Tuesday, November 26, 2002
Four days to go.
The sky is gray today. Gray with patches of blue like something the sky is trying to remember. I think there's rain coming soon. It's chilly but not genuinely cold.
Yesterday I packed the display cases, which is always the hardest, most tedious part of my moves. Now that it's over I can breathe a little easier. Except for worrying that something will be damaged in transit, of course. I drank Sobe Adrenaline, listened to VNV Nation (Futureperfect), Moby (18) and Attrition (The Jeopardy Maze) while I wrapped jars with bats and lizards and baby sharks in formalin, wrapping them in newspaper and tissue. Dinosaur teeth and claws, dolphin bones, a lynx skull, Crocodylus niloticus and Alligator mississippiensis, fossil ferns and starfish, a rhinoceras beetle from Thailand — my little menagerie, gathered over the years. Afterwards, I did some work for Derek on my vocal bits for the Our thoughts make spirals in their world CD. I have to finish that up tonight, as we're on a very, very tight schedule, getting the disc finished and to the factory and then back to Subterranean Press. When I was too tired to work any longer, I watched Ridley Scott's Gladiator and waited for Thryn to call me from Rhode Island (she'd gone out to a Rasputina show; she got me a t-shirt).
That was last night.
More packing today. Dribs and drabs of work. Maybe a trip to the downtown library.
The boxes are everywhere, stacked as tall as me.
I haven't forgotten about Farscape, by the way. It's still not a lost cause, however things may seem. After spending a whole month in September working with the campaign to save the show, I have had to give it less of my time (writing, editing, the move). But I'm still at it, working as a member of the Farscape Webmasters Association (FWA), administering the Beyond Hope Fund. Now we're all gearing up for the big push in December, before Sci-Fi airs the final eleven episodes of Season Four, beginning in January. On Christmas Eve, the SFC will air a Chain Reaction, rerunning the first eleven episodes of the season in sequence. It'll be your chance to catch up and hang around to help push ratings to the 2.0 that Sci-Fi wants to justify a fifth season. Anyway, I'll say much more about this later.

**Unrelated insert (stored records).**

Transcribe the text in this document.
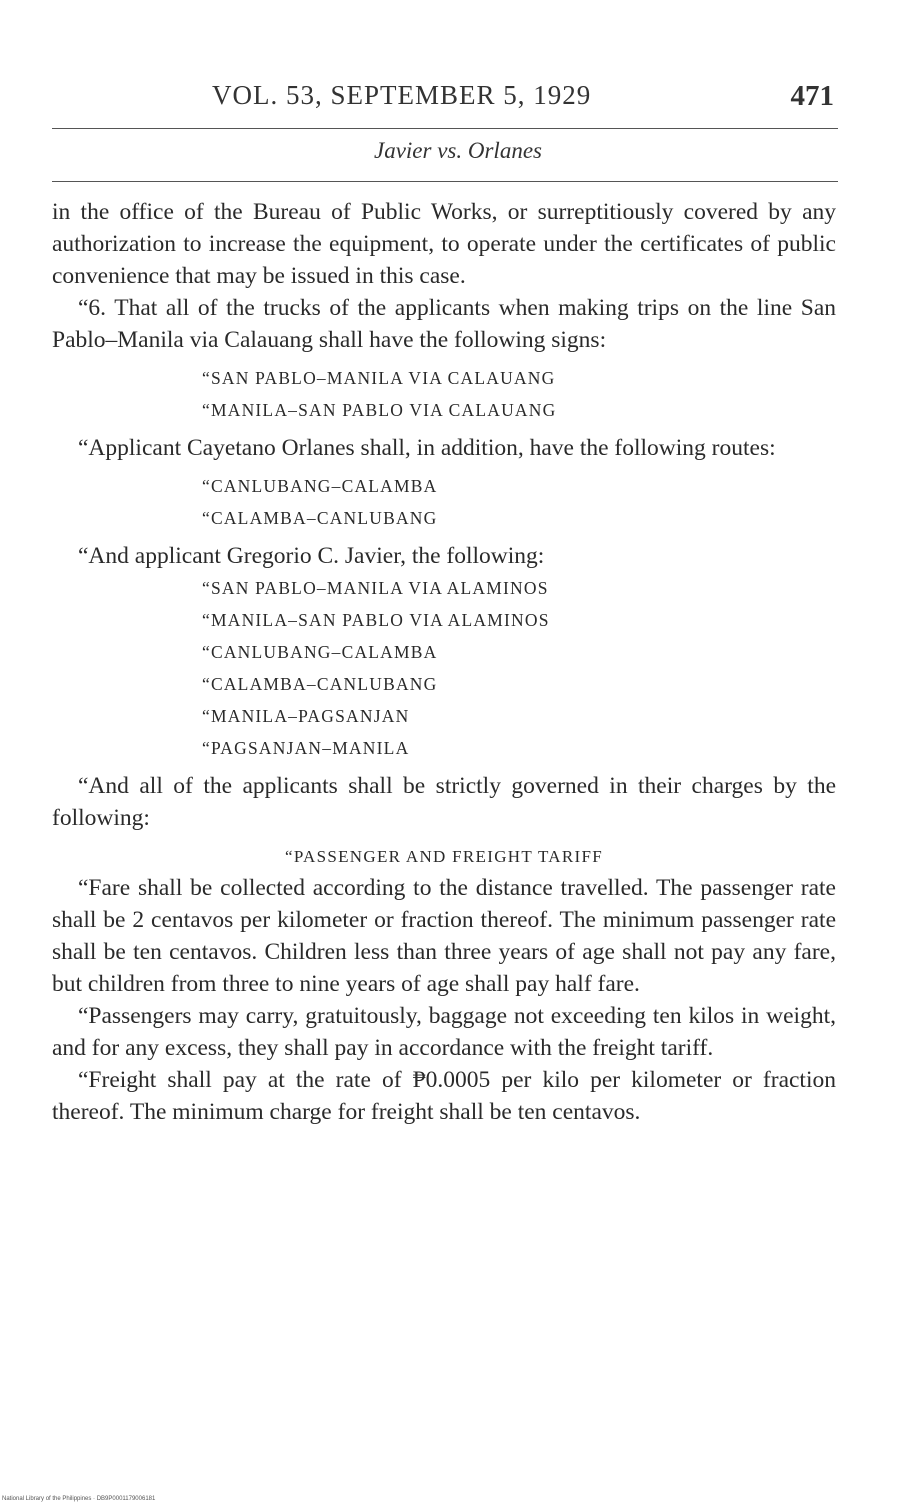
VOL. 53, SEPTEMBER 5, 1929	471
Javier vs. Orlanes

in the office of the Bureau of Public Works, or surreptitiously covered by any authorization to increase the equipment, to operate under the certificates of public convenience that may be issued in this case.

“6. That all of the trucks of the applicants when making trips on the line San Pablo–Manila via Calauang shall have the following signs:

“SAN PABLO–MANILA VIA CALAUANG
“MANILA–SAN PABLO VIA CALAUANG

“Applicant Cayetano Orlanes shall, in addition, have the following routes:

“CANLUBANG–CALAMBA
“CALAMBA–CANLUBANG

“And applicant Gregorio C. Javier, the following:

“SAN PABLO–MANILA VIA ALAMINOS
“MANILA–SAN PABLO VIA ALAMINOS
“CANLUBANG–CALAMBA
“CALAMBA–CANLUBANG
“MANILA–PAGSANJAN
“PAGSANJAN–MANILA

“And all of the applicants shall be strictly governed in their charges by the following:

“PASSENGER AND FREIGHT TARIFF

“Fare shall be collected according to the distance travelled. The passenger rate shall be 2 centavos per kilometer or fraction thereof. The minimum passenger rate shall be ten centavos. Children less than three years of age shall not pay any fare, but children from three to nine years of age shall pay half fare.

“Passengers may carry, gratuitously, baggage not exceeding ten kilos in weight, and for any excess, they shall pay in accordance with the freight tariff.

“Freight shall pay at the rate of ₱0.0005 per kilo per kilometer or fraction thereof. The minimum charge for freight shall be ten centavos.

National Library of the Philippines · DB9P0001179006181
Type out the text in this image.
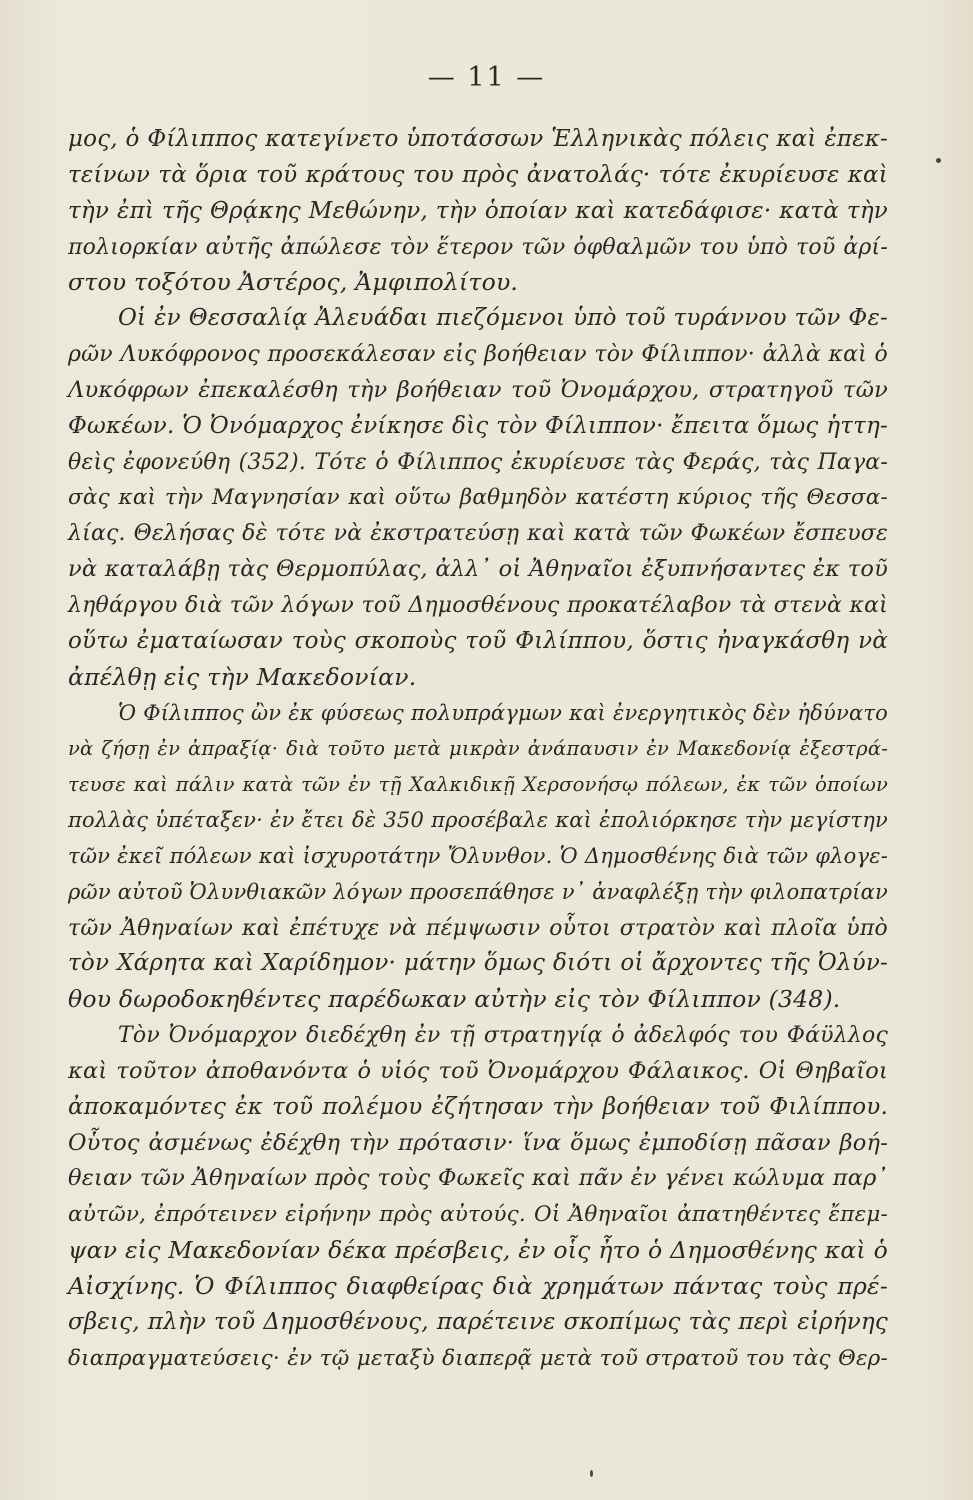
— 11 —
μος, ὁ Φίλιππος κατεγίνετο ὑποτάσσων Ἑλληνικὰς πόλεις καὶ ἐπεκ-
τείνων τὰ ὅρια τοῦ κράτους του πρὸς ἀνατολάς· τότε ἐκυρίευσε καὶ
τὴν ἐπὶ τῆς Θρᾴκης Μεθώνην, τὴν ὁποίαν καὶ κατεδάφισε· κατὰ τὴν
πολιορκίαν αὐτῆς ἀπώλεσε τὸν ἕτερον τῶν ὀφθαλμῶν του ὑπὸ τοῦ ἀρί-
στου τοξότου Ἀστέρος, Ἀμφιπολίτου.
Οἱ ἐν Θεσσαλίᾳ Ἀλευάδαι πιεζόμενοι ὑπὸ τοῦ τυράννου τῶν Φε-
ρῶν Λυκόφρονος προσεκάλεσαν εἰς βοήθειαν τὸν Φίλιππον· ἀλλὰ καὶ ὁ
Λυκόφρων ἐπεκαλέσθη τὴν βοήθειαν τοῦ Ὀνομάρχου, στρατηγοῦ τῶν
Φωκέων. Ὁ Ὀνόμαρχος ἐνίκησε δὶς τὸν Φίλιππον· ἔπειτα ὅμως ἡττη-
θεὶς ἐφονεύθη (352). Τότε ὁ Φίλιππος ἐκυρίευσε τὰς Φεράς, τὰς Παγα-
σὰς καὶ τὴν Μαγνησίαν καὶ οὕτω βαθμηδὸν κατέστη κύριος τῆς Θεσσα-
λίας. Θελήσας δὲ τότε νὰ ἐκστρατεύσῃ καὶ κατὰ τῶν Φωκέων ἔσπευσε
νὰ καταλάβῃ τὰς Θερμοπύλας, ἀλλ᾽ οἱ Ἀθηναῖοι ἐξυπνήσαντες ἐκ τοῦ
ληθάργου διὰ τῶν λόγων τοῦ Δημοσθένους προκατέλαβον τὰ στενὰ καὶ
οὕτω ἐματαίωσαν τοὺς σκοποὺς τοῦ Φιλίππου, ὅστις ἠναγκάσθη νὰ
ἀπέλθῃ εἰς τὴν Μακεδονίαν.
Ὁ Φίλιππος ὢν ἐκ φύσεως πολυπράγμων καὶ ἐνεργητικὸς δὲν ἠδύνατο
νὰ ζήσῃ ἐν ἀπραξίᾳ· διὰ τοῦτο μετὰ μικρὰν ἀνάπαυσιν ἐν Μακεδονίᾳ ἐξεστρά-
τευσε καὶ πάλιν κατὰ τῶν ἐν τῇ Χαλκιδικῇ Χερσονήσῳ πόλεων, ἐκ τῶν ὁποίων
πολλὰς ὑπέταξεν· ἐν ἔτει δὲ 350 προσέβαλε καὶ ἐπολιόρκησε τὴν μεγίστην
τῶν ἐκεῖ πόλεων καὶ ἰσχυροτάτην Ὄλυνθον. Ὁ Δημοσθένης διὰ τῶν φλογε-
ρῶν αὐτοῦ Ὀλυνθιακῶν λόγων προσεπάθησε ν᾽ ἀναφλέξῃ τὴν φιλοπατρίαν
τῶν Ἀθηναίων καὶ ἐπέτυχε νὰ πέμψωσιν οὗτοι στρατὸν καὶ πλοῖα ὑπὸ
τὸν Χάρητα καὶ Χαρίδημον· μάτην ὅμως διότι οἱ ἄρχοντες τῆς Ὀλύν-
θου δωροδοκηθέντες παρέδωκαν αὐτὴν εἰς τὸν Φίλιππον (348).
Τὸν Ὀνόμαρχον διεδέχθη ἐν τῇ στρατηγίᾳ ὁ ἀδελφός του Φάϋλλος
καὶ τοῦτον ἀποθανόντα ὁ υἱός τοῦ Ὀνομάρχου Φάλαικος. Οἱ Θηβαῖοι
ἀποκαμόντες ἐκ τοῦ πολέμου ἐζήτησαν τὴν βοήθειαν τοῦ Φιλίππου.
Οὗτος ἀσμένως ἐδέχθη τὴν πρότασιν· ἵνα ὅμως ἐμποδίσῃ πᾶσαν βοή-
θειαν τῶν Ἀθηναίων πρὸς τοὺς Φωκεῖς καὶ πᾶν ἐν γένει κώλυμα παρ᾽
αὐτῶν, ἐπρότεινεν εἰρήνην πρὸς αὐτούς. Οἱ Ἀθηναῖοι ἀπατηθέντες ἔπεμ-
ψαν εἰς Μακεδονίαν δέκα πρέσβεις, ἐν οἷς ἦτο ὁ Δημοσθένης καὶ ὁ
Αἰσχίνης. Ὁ Φίλιππος διαφθείρας διὰ χρημάτων πάντας τοὺς πρέ-
σβεις, πλὴν τοῦ Δημοσθένους, παρέτεινε σκοπίμως τὰς περὶ εἰρήνης
διαπραγματεύσεις· ἐν τῷ μεταξὺ διαπερᾷ μετὰ τοῦ στρατοῦ του τὰς Θερ-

It's really past time that I begin thinking about the next new novel, the one that comes after Low Red Moon. At the moment it's titled Murder of Angels, but that might only be the working title; my contract with Penguin calls it Untitled. It's meant to close the fictional circle I opened with Silk, taking us back around to Daria and Niki a decade after the events in Silk. But it'll tie in, in some way, with Threshold and Low Red Moon as well, though I'm not precisely certain how yet. The plot is coming to me in crumbs, in flashes, in whispers. I think it may be a bit longer than my last three novels; it'll have a lot of ground to cover.
Anyway, I should go do some work and some packing. This morning, a new French publisher asked me to write an essay on a Stephen King novel (I chose Firestarter, because its always been one of my favorites).